EL PAíS › UN MODELO PERVERSO
El crecimiento cierra plantas
Casi tan desagradable como haber sido condenado a muerte debe ser que a uno sorpresivamente le adelanten la fecha de ejecución de la pena. Esa es la sensación que deben haber sentido ayer los últimos 120 trabajadores que quedaban en la planta porteña de Bagley, cuando al pretender ingresar a su trabajo se encontraron con la comunicación de que habían sido despedidos y que, en cuestión de horas, recibirían el telegrama respectivo en sus domicilios. Apenas un trámite, que anticipa en un par de semanas la decisión ya tomada de cerrar definitivamente el centenario establecimiento de Montes de Oca al 200. Paradojas de la “inversión productiva”: cuando las empresas crecen y se capitalizan, cierran plantas en lugar de abrir nuevas.
Como símbolo de la desnacionalización y concentración del capital industrial, en 1994 Bagley pasó a manos del grupo francés Danone por 240 millones de dólares. Diez años después, decide unir su suerte en el negocio de galletitas con Arcor. La nueva empresa fusionada seguirá utilizando la denominación Bagley, pero bajo control de Arcor (51 por ciento del capital contra 49 de Danone) y con Luis Pagani de presidente. La firma francesa concentrará su preocupación en mantener el liderazgo en aguas minerales y yogures.
Como parte del acuerdo, Danone habría recibido 20 millones de dólares en pago por la marca Bagley, que pasó al patrimonio de Arcor. La nueva empresa surgida de la fusión absorbe las plantas de Villa Mercedes y de Barracas, pero esta última es la que ayer decidió paralizar Pagani en una de sus primeras decisiones al frente de la firma.

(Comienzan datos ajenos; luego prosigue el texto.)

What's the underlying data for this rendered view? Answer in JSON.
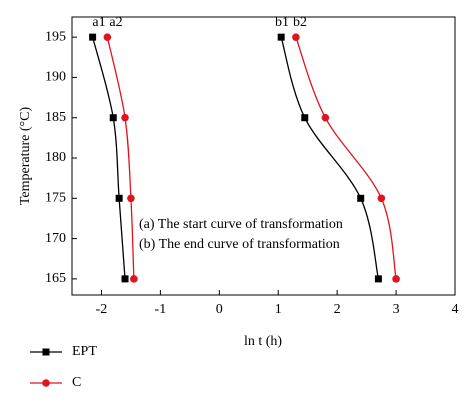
{
  "chart_data": {
    "type": "line",
    "x_label": "ln t (h)",
    "y_label": "Temperature (°C)",
    "xlim": [
      -2.5,
      4
    ],
    "xticks": [
      -2,
      -1,
      0,
      1,
      2,
      3,
      4
    ],
    "ylim": [
      163,
      197.5
    ],
    "yticks": [
      165,
      170,
      175,
      180,
      185,
      190,
      195
    ],
    "y": [
      195,
      185,
      175,
      165
    ],
    "series": [
      {
        "name": "EPT",
        "color": "#000000",
        "marker": "square",
        "start": [
          -2.15,
          -1.8,
          -1.7,
          -1.6
        ],
        "end": [
          1.05,
          1.45,
          2.4,
          2.7
        ]
      },
      {
        "name": "C",
        "color": "#e0141e",
        "marker": "circle",
        "start": [
          -1.9,
          -1.6,
          -1.5,
          -1.45
        ],
        "end": [
          1.3,
          1.8,
          2.75,
          3.0
        ]
      }
    ],
    "curve_labels": [
      "a1",
      "a2",
      "b1",
      "b2"
    ],
    "annotations": [
      "(a) The start curve of transformation",
      "(b) The end curve of transformation"
    ]
  }
}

Ya en tiempos de Danone, la planta había sufrido embates para su desmantelamiento, pero las dificultades para trasladar la producción de galletitas de agua a Villa Mercedes (por no contar San Luis con un agua apta para ese uso) impidieron que la decisión se cumpliera en su plenitud. Sin embargo, sólo la línea de galletitas de agua quedó en pie: el resto de productos se mudó a tierra de los Rodríguez Sáa.
De los 3200 obreros que se desempeñaban históricamente en tres turnos de producción, en pocos años quedó menos del 20 por ciento. La expulsión de personal siguió tras la fusión y en pocos meses la plantilla quedó reducida a los últimos 120 empleados, abruptamente despedidos ayer. Con la entrada de Arcor, el golpe final a la vieja planta de Barracas tuvo su concreción: el establecimiento de la firma cordobesa en la localidad bonaerense de Salto tomará a su cargo la producción de Criollitas, donde ya se fabrican sus hasta no hace mucho competidoras Serranitas.
Arcor resultó ser uno de los pocos grupos locales privilegiados por el proceso de concentración de los ‘90. Habrá sido por su visión de los negocios que se adelantó a crear un “think tank” como la Fundación Mediterránea, de donde surgieron los estrategas del tenebroso experimento neoliberal de los ‘90, con Domingo Cavallo a la cabeza.
Mientras otras alimenticias argentinas se vendían (Terrabusi, Canale, Bagley, Aguila Saint, Stani), Arcor compraba (diversas marcas en el interior y en países vecinos). Obteniendo del ministro que prohijó alguna dosis de protección y subsidios (que a otros les negaban), en el momento oportuno, se “globalizó” e hizo de las exportaciones su motor de crecimiento.
Ahora va por más sobre el negocio local apuntándole al mercado de galletitas, que le puede rendir una facturación de 300 millones de dólares al año en tres países. Dos meses atrás, el Ministerio de Economía aprobaba la fusión Arcor-Danone para explotar la marca Bagley asegurando que “sus efectos en el mercado no revisten entidad como para que puedan resultar en un perjuicio a la competencia y, por tanto, al interés económico de los consumidores”. El análisis no contempló sus efectos sobre el empleo. Una paradoja más de este injusto capitalismo: cuando la industria de la alimentación crece, produce hambre.